Nirmatrelvir/Ritonavir Prescription Rate and Outcomes in Coronavirus Disease 2019: A Single Center Study
- Author:
Jin Ju PARK
1
;
Jacob LEE
;
Yu Bin SEO
;
Sun Hee NA
Author Information
- Publication Type:Original Article
- From:Infection and Chemotherapy 2022;54(4):757-764
- CountryRepublic of Korea
- Language:English
-
Abstract:
Background:Nirmatrelvir/ritonavir was Korea's first oral antiviral agent to treat coronavirus disease 2019 (COVID-19).
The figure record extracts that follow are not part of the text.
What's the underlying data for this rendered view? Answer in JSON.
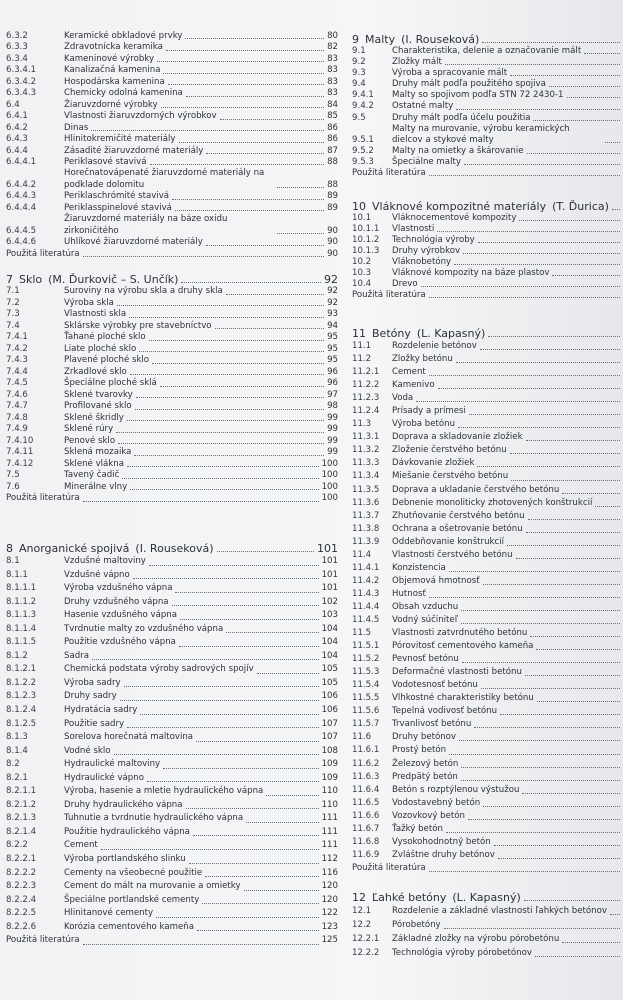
{
  "columns": [
    {
      "sections": [
        {
          "entries": [
            {
              "num": "6.3.2",
              "title": "Keramické obkladové prvky",
              "page": "80"
            },
            {
              "num": "6.3.3",
              "title": "Zdravotnícka keramika",
              "page": "82"
            },
            {
              "num": "6.3.4",
              "title": "Kameninové výrobky",
              "page": "83"
            },
            {
              "num": "6.3.4.1",
              "title": "Kanalizačná kamenina",
              "page": "83"
            },
            {
              "num": "6.3.4.2",
              "title": "Hospodárska kamenina",
              "page": "83"
            },
            {
              "num": "6.3.4.3",
              "title": "Chemicky odolná kamenina",
              "page": "83"
            },
            {
              "num": "6.4",
              "title": "Žiaruvzdorné výrobky",
              "page": "84"
            },
            {
              "num": "6.4.1",
              "title": "Vlastnosti žiaruvzdorných výrobkov",
              "page": "85"
            },
            {
              "num": "6.4.2",
              "title": "Dinas",
              "page": "86"
            },
            {
              "num": "6.4.3",
              "title": "Hlinitokremičité materiály",
              "page": "86"
            },
            {
              "num": "6.4.4",
              "title": "Zásadité žiaruvzdorné materiály",
              "page": "87"
            },
            {
              "num": "6.4.4.1",
              "title": "Periklasové stavivá",
              "page": "88"
            },
            {
              "num": "6.4.4.2",
              "title": "Horečnatovápenaté žiaruvzdorné materiály na podklade dolomitu",
              "page": "88"
            },
            {
              "num": "6.4.4.3",
              "title": "Periklaschrómité stavivá",
              "page": "89"
            },
            {
              "num": "6.4.4.4",
              "title": "Periklasspinelové stavivá",
              "page": "89"
            },
            {
              "num": "6.4.4.5",
              "title": "Žiaruvzdorné materiály na báze oxidu zirkoničitého",
              "page": "90"
            },
            {
              "num": "6.4.4.6",
              "title": "Uhlíkové žiaruvzdorné materiály",
              "page": "90"
            },
            {
              "title": "Použitá literatúra",
              "page": "90"
            }
          ]
        },
        {
          "heading": {
            "num": "7",
            "title": "Sklo",
            "author": "(M. Ďurkovič – S. Unčík)",
            "page": "92"
          },
          "entries": [
            {
              "num": "7.1",
              "title": "Suroviny na výrobu skla a druhy skla",
              "page": "92"
            },
            {
              "num": "7.2",
              "title": "Výroba skla",
              "page": "92"
            },
            {
              "num": "7.3",
              "title": "Vlastnosti skla",
              "page": "93"
            },
            {
              "num": "7.4",
              "title": "Sklárske výrobky pre stavebníctvo",
              "page": "94"
            },
            {
              "num": "7.4.1",
              "title": "Ťahané ploché sklo",
              "page": "95"
            },
            {
              "num": "7.4.2",
              "title": "Liate ploché sklo",
              "page": "95"
            },
            {
              "num": "7.4.3",
              "title": "Plavené ploché sklo",
              "page": "95"
            },
            {
              "num": "7.4.4",
              "title": "Zrkadlové sklo",
              "page": "96"
            },
            {
              "num": "7.4.5",
              "title": "Špeciálne ploché sklá",
              "page": "96"
            },
            {
              "num": "7.4.6",
              "title": "Sklené tvarovky",
              "page": "97"
            },
            {
              "num": "7.4.7",
              "title": "Profilované sklo",
              "page": "98"
            },
            {
              "num": "7.4.8",
              "title": "Sklené škridly",
              "page": "99"
            },
            {
              "num": "7.4.9",
              "title": "Sklené rúry",
              "page": "99"
            },
            {
              "num": "7.4.10",
              "title": "Penové sklo",
              "page": "99"
            },
            {
              "num": "7.4.11",
              "title": "Sklená mozaika",
              "page": "99"
            },
            {
              "num": "7.4.12",
              "title": "Sklené vlákna",
              "page": "100"
            },
            {
              "num": "7.5",
              "title": "Tavený čadič",
              "page": "100"
            },
            {
              "num": "7.6",
              "title": "Minerálne vlny",
              "page": "100"
            },
            {
              "title": "Použitá literatúra",
              "page": "100"
            }
          ]
        },
        {
          "heading": {
            "num": "8",
            "title": "Anorganické spojivá",
            "author": "(I. Rouseková)",
            "page": "101"
          },
          "entries": [
            {
              "num": "8.1",
              "title": "Vzdušné maltoviny",
              "page": "101"
            },
            {
              "num": "8.1.1",
              "title": "Vzdušné vápno",
              "page": "101"
            },
            {
              "num": "8.1.1.1",
              "title": "Výroba vzdušného vápna",
              "page": "101"
            },
            {
              "num": "8.1.1.2",
              "title": "Druhy vzdušného vápna",
              "page": "102"
            },
            {
              "num": "8.1.1.3",
              "title": "Hasenie vzdušného vápna",
              "page": "103"
            },
            {
              "num": "8.1.1.4",
              "title": "Tvrdnutie malty zo vzdušného vápna",
              "page": "104"
            },
            {
              "num": "8.1.1.5",
              "title": "Použitie vzdušného vápna",
              "page": "104"
            },
            {
              "num": "8.1.2",
              "title": "Sadra",
              "page": "104"
            },
            {
              "num": "8.1.2.1",
              "title": "Chemická podstata výroby sadrových spojív",
              "page": "105"
            },
            {
              "num": "8.1.2.2",
              "title": "Výroba sadry",
              "page": "105"
            },
            {
              "num": "8.1.2.3",
              "title": "Druhy sadry",
              "page": "106"
            },
            {
              "num": "8.1.2.4",
              "title": "Hydratácia sadry",
              "page": "106"
            },
            {
              "num": "8.1.2.5",
              "title": "Použitie sadry",
              "page": "107"
            },
            {
              "num": "8.1.3",
              "title": "Sorelova horečnatá maltovina",
              "page": "107"
            },
            {
              "num": "8.1.4",
              "title": "Vodné sklo",
              "page": "108"
            },
            {
              "num": "8.2",
              "title": "Hydraulické maltoviny",
              "page": "109"
            },
            {
              "num": "8.2.1",
              "title": "Hydraulické vápno",
              "page": "109"
            },
            {
              "num": "8.2.1.1",
              "title": "Výroba, hasenie a mletie hydraulického vápna",
              "page": "110"
            },
            {
              "num": "8.2.1.2",
              "title": "Druhy hydraulického vápna",
              "page": "110"
            },
            {
              "num": "8.2.1.3",
              "title": "Tuhnutie a tvrdnutie hydraulického vápna",
              "page": "111"
            },
            {
              "num": "8.2.1.4",
              "title": "Použitie hydraulického vápna",
              "page": "111"
            },
            {
              "num": "8.2.2",
              "title": "Cement",
              "page": "111"
            },
            {
              "num": "8.2.2.1",
              "title": "Výroba portlandského slinku",
              "page": "112"
            },
            {
              "num": "8.2.2.2",
              "title": "Cementy na všeobecné použitie",
              "page": "116"
            },
            {
              "num": "8.2.2.3",
              "title": "Cement do mált na murovanie a omietky",
              "page": "120"
            },
            {
              "num": "8.2.2.4",
              "title": "Špeciálne portlandské cementy",
              "page": "120"
            },
            {
              "num": "8.2.2.5",
              "title": "Hlinitanové cementy",
              "page": "122"
            },
            {
              "num": "8.2.2.6",
              "title": "Korózia cementového kameňa",
              "page": "123"
            },
            {
              "title": "Použitá literatúra",
              "page": "125"
            }
          ]
        }
      ]
    },
    {
      "sections": [
        {
          "heading": {
            "num": "9",
            "title": "Malty",
            "author": "(I. Rouseková)"
          },
          "entries": [
            {
              "num": "9.1",
              "title": "Charakteristika, delenie a označovanie mált"
            },
            {
              "num": "9.2",
              "title": "Zložky mált"
            },
            {
              "num": "9.3",
              "title": "Výroba a spracovanie mált"
            },
            {
              "num": "9.4",
              "title": "Druhy mált podľa použitého spojiva"
            },
            {
              "num": "9.4.1",
              "title": "Malty so spojivom podľa STN 72 2430-1"
            },
            {
              "num": "9.4.2",
              "title": "Ostatné malty"
            },
            {
              "num": "9.5",
              "title": "Druhy mált podľa účelu použitia"
            },
            {
              "num": "9.5.1",
              "title": "Malty na murovanie, výrobu keramických dielcov a stykové malty"
            },
            {
              "num": "9.5.2",
              "title": "Malty na omietky a škárovanie"
            },
            {
              "num": "9.5.3",
              "title": "Špeciálne malty"
            },
            {
              "title": "Použitá literatúra"
            }
          ]
        },
        {
          "heading": {
            "num": "10",
            "title": "Vláknové kompozitné materiály",
            "author": "(T. Ďurica)"
          },
          "entries": [
            {
              "num": "10.1",
              "title": "Vláknocementové kompozity"
            },
            {
              "num": "10.1.1",
              "title": "Vlastnosti"
            },
            {
              "num": "10.1.2",
              "title": "Technológia výroby"
            },
            {
              "num": "10.1.3",
              "title": "Druhy výrobkov"
            },
            {
              "num": "10.2",
              "title": "Vláknobetóny"
            },
            {
              "num": "10.3",
              "title": "Vláknové kompozity na báze plastov"
            },
            {
              "num": "10.4",
              "title": "Drevo"
            },
            {
              "title": "Použitá literatúra"
            }
          ]
        },
        {
          "heading": {
            "num": "11",
            "title": "Betóny",
            "author": "(L. Kapasný)"
          },
          "entries": [
            {
              "num": "11.1",
              "title": "Rozdelenie betónov"
            },
            {
              "num": "11.2",
              "title": "Zložky betónu"
            },
            {
              "num": "11.2.1",
              "title": "Cement"
            },
            {
              "num": "11.2.2",
              "title": "Kamenivo"
            },
            {
              "num": "11.2.3",
              "title": "Voda"
            },
            {
              "num": "11.2.4",
              "title": "Prísady a prímesi"
            },
            {
              "num": "11.3",
              "title": "Výroba betónu"
            },
            {
              "num": "11.3.1",
              "title": "Doprava a skladovanie zložiek"
            },
            {
              "num": "11.3.2",
              "title": "Zloženie čerstvého betónu"
            },
            {
              "num": "11.3.3",
              "title": "Dávkovanie zložiek"
            },
            {
              "num": "11.3.4",
              "title": "Miešanie čerstvého betónu"
            },
            {
              "num": "11.3.5",
              "title": "Doprava a ukladanie čerstvého betónu"
            },
            {
              "num": "11.3.6",
              "title": "Debnenie monoliticky zhotovených konštrukcií"
            },
            {
              "num": "11.3.7",
              "title": "Zhutňovanie čerstvého betónu"
            },
            {
              "num": "11.3.8",
              "title": "Ochrana a ošetrovanie betónu"
            },
            {
              "num": "11.3.9",
              "title": "Oddebňovanie konštrukcií"
            },
            {
              "num": "11.4",
              "title": "Vlastnosti čerstvého betónu"
            },
            {
              "num": "11.4.1",
              "title": "Konzistencia"
            },
            {
              "num": "11.4.2",
              "title": "Objemová hmotnosť"
            },
            {
              "num": "11.4.3",
              "title": "Hutnosť"
            },
            {
              "num": "11.4.4",
              "title": "Obsah vzduchu"
            },
            {
              "num": "11.4.5",
              "title": "Vodný súčiniteľ"
            },
            {
              "num": "11.5",
              "title": "Vlastnosti zatvrdnutého betónu"
            },
            {
              "num": "11.5.1",
              "title": "Pórovitosť cementového kameňa"
            },
            {
              "num": "11.5.2",
              "title": "Pevnosť betónu"
            },
            {
              "num": "11.5.3",
              "title": "Deformačné vlastnosti betónu"
            },
            {
              "num": "11.5.4",
              "title": "Vodotesnosť betónu"
            },
            {
              "num": "11.5.5",
              "title": "Vlhkostné charakteristiky betónu"
            },
            {
              "num": "11.5.6",
              "title": "Tepelná vodivosť betónu"
            },
            {
              "num": "11.5.7",
              "title": "Trvanlivosť betónu"
            },
            {
              "num": "11.6",
              "title": "Druhy betónov"
            },
            {
              "num": "11.6.1",
              "title": "Prostý betón"
            },
            {
              "num": "11.6.2",
              "title": "Železový betón"
            },
            {
              "num": "11.6.3",
              "title": "Predpätý betón"
            },
            {
              "num": "11.6.4",
              "title": "Betón s rozptýlenou výstužou"
            },
            {
              "num": "11.6.5",
              "title": "Vodostavebný betón"
            },
            {
              "num": "11.6.6",
              "title": "Vozovkový betón"
            },
            {
              "num": "11.6.7",
              "title": "Ťažký betón"
            },
            {
              "num": "11.6.8",
              "title": "Vysokohodnotný betón"
            },
            {
              "num": "11.6.9",
              "title": "Zvláštne druhy betónov"
            },
            {
              "title": "Použitá literatúra"
            }
          ]
        },
        {
          "heading": {
            "num": "12",
            "title": "Ľahké betóny",
            "author": "(L. Kapasný)"
          },
          "entries": [
            {
              "num": "12.1",
              "title": "Rozdelenie a základné vlastnosti ľahkých betónov"
            },
            {
              "num": "12.2",
              "title": "Pórobetóny"
            },
            {
              "num": "12.2.1",
              "title": "Základné zložky na výrobu pórobetónu"
            },
            {
              "num": "12.2.2",
              "title": "Technológia výroby pórobetónov"
            }
          ]
        }
      ]
    }
  ]
}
We analyzed the nirmatrelvir/ritonavir prescription rate and treatment outcomes in treatment-eligible patients with COVID-19 receiving home-based care.
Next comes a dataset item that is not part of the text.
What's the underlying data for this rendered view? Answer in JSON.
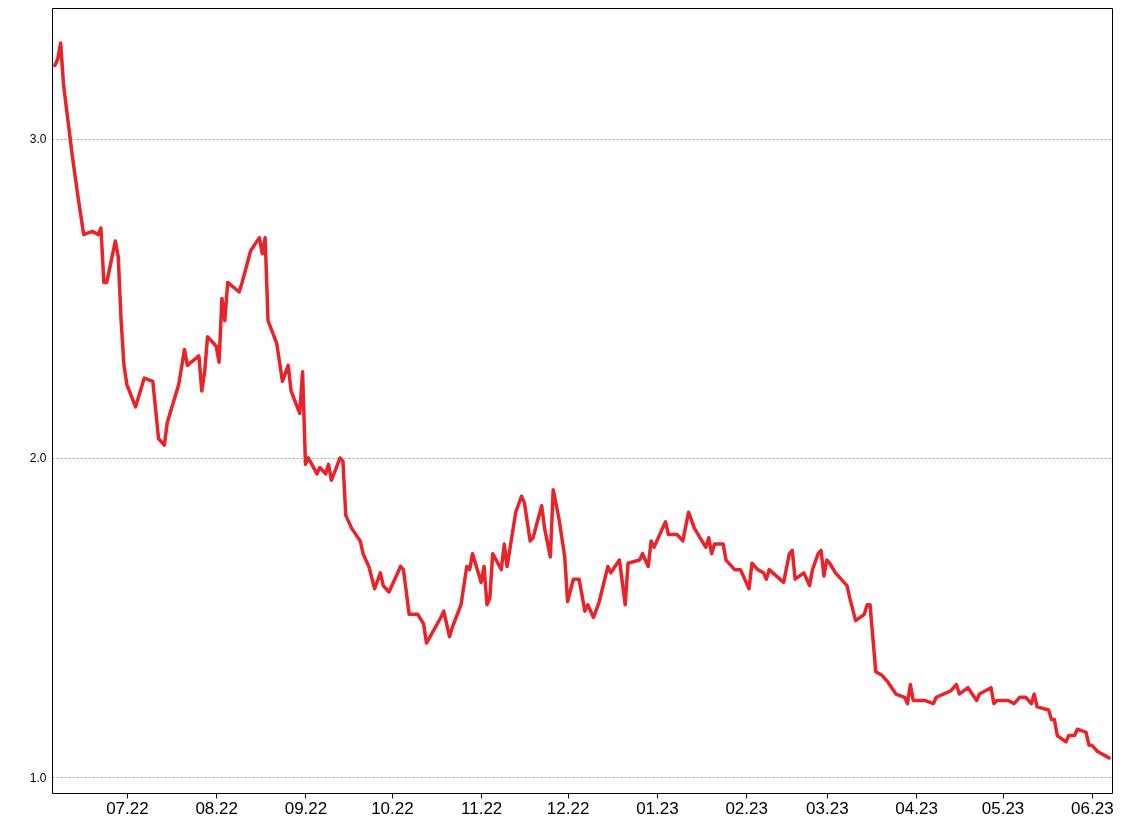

Materials and Methods:We retrospectively collected data of patients with COVID-19-eligible for nirmatrelvir/ritonavir treatment from January 14, 2022, to February 15, 2022. We analyzed the prescription rate of nirmatrelvir/ritonavir, the reasons for non-prescription, and patient outcomes.
Results:A total of 414 patients were included, of whom 44.2% were male, and the mean age was 64.6 (standard deviation [SD] = 8.5). Approximately 73.2% (n = 303) of patients were not prescribed nirmatrelvir/ritonavir. More than fourth-fifths of the patients refused nirmatrelvir/ ritonavir treatment (n = 262, 86.5%). The mean symptom duration was significantly shorter in the prescription group (5.2 days [SD = 2.3] vs. 4.4 days [SD = 1.9], P = 0.001). A total of 6 (1.4%) patients were hospitalized, and none of the patients who received nirmatrelvir/ ritonavir required admission. Among the patients prescribed nirmatrelvir/ritonavir (n = 111), 17 (15.3%) patients experienced side effects, and 5 (4.5%) patients discontinued nirmatrelvir/ ritonavir due to side effects.
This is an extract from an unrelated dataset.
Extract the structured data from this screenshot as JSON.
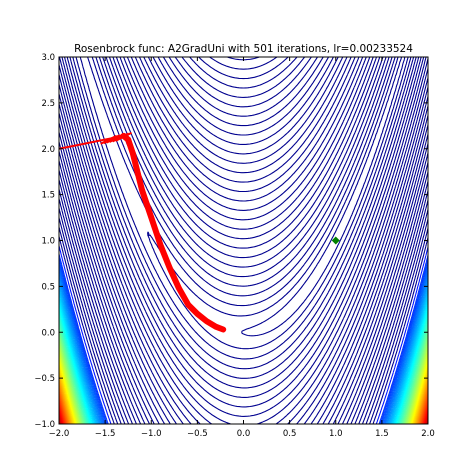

Conclusion:The nirmatrelvir/ritonavir prescription rate was low, with more than fourth-fifths of non-prescriptions being due to patient refusal. Symptom resolution was faster, and no life-threatening side effects were reported. Accurate information about drug safety must be provided to patients to make informed decisions regarding nirmatrelvir/ritonavir treatment.